U.S. court orders Facebook to release records of anti-Rohingya content for genocide case

The judge in Washington, D.C, has ordered Facebook to release records of accounts connected to anti-Rohingya violence in Myanmar that the social media giant had shut down. More than 730,000 Rohingya Muslims fled Myanmar's Rakhine state in August 2017 after a military crackdown that refugees said including mass killings and rape.

A U.S. federal judge has ordered Facebook to release records of accounts connected to anti-Rohingya violence in Myanmar that the social media giant had shut down, rejecting its argument about protecting privacy as "rich with irony".

The judge in Washington, D.C, on Wednesday criticized Facebook for failing to hand over information to investigators seeking to prosecute the country for international crimes against the Muslim minority Rohingya, according to a copy of the ruling.

Facebook had refused to release the data, saying it would violate a U.S. law barring electronic communication services from disclosing users' communications.

But the judge said the posts, which were deleted, would not be covered under the law and not sharing the content would "compound the tragedy that has befallen the Rohingya".

"Facebook taking up the mantle of privacy rights is rich with irony. News sites have entire sections dedicated to Facebook's sordid history of privacy scandals," he wrote.

A spokesperson for Facebook said the company was reviewing the decision and that it had already made "voluntary, lawful disclosures" to another U.N. body, the Independent Investigative Mechanism for Myanmar.

More than 730,000 Rohingya Muslims fled Myanmar's Rakhine state in August 2017 after a military crackdown that refugees said including mass killings and rape. Rights groups documented killings of civilians and burning of villages.

Myanmar authorities say they were battling an insurgency and deny carrying out systematic atrocities.

The crackdown by the army, during the rule of Nobel laureate Aung San Suu Kyi's civilian government, did not generate much outcry in the Buddhist-majority nation, where the Rohingya are widely derided as illegal immigrants from Bangladesh.

Gambia wants the data for a case against Myanmar it is pursuing at the International Court of Justice (ICJ) in the Hague, accusing Myanmar of violating the 1948 U.N. Convention on Genocide.
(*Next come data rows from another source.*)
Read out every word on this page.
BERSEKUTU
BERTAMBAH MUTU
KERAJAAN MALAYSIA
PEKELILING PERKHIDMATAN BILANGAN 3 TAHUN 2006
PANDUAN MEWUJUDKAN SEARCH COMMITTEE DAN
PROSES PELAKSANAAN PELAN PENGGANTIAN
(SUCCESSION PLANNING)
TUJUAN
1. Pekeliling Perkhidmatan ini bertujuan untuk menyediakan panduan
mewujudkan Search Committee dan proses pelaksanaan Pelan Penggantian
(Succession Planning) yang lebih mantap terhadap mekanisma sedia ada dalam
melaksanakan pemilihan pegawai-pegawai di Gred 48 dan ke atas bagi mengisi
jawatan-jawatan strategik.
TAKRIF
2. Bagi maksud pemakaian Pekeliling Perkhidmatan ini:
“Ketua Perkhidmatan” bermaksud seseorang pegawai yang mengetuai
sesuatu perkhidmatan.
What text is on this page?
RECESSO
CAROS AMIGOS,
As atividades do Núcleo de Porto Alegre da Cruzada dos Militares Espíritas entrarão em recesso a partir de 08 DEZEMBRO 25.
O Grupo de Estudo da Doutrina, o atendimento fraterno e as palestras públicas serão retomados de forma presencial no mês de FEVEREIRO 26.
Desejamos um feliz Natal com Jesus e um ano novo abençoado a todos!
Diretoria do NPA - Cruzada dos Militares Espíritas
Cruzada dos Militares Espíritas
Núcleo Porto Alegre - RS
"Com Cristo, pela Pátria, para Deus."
In 2018, U.N. human rights investigators said Facebook had played a key role in spreading hate speech that fueled the violence.

A Reuters investigation that year found more than 1,000 examples of hate speech on Facebook, including calling Rohingya and other Muslims dogs, maggots and rapists, suggesting they be fed to pigs, and urging they be shot or exterminated.

Facebook said at the time it had been "too slow to prevent misinformation and hate" in Myanmar.

In Wednesday's ruling, U.S. magistrate judge Zia M. Faruqui said Facebook had taken a first step by deleting "the content that fueled a genocide" but had "stumbled" by not sharing it.

"A surgeon that excises a tumor does not merely throw it in the trash. She seeks a pathology report to identify the disease," he said.

"Locking away the requested content would be throwing away the opportunity to understand how disinformation begat genocide of the Rohingya and would foreclose a reckoning at the ICJ."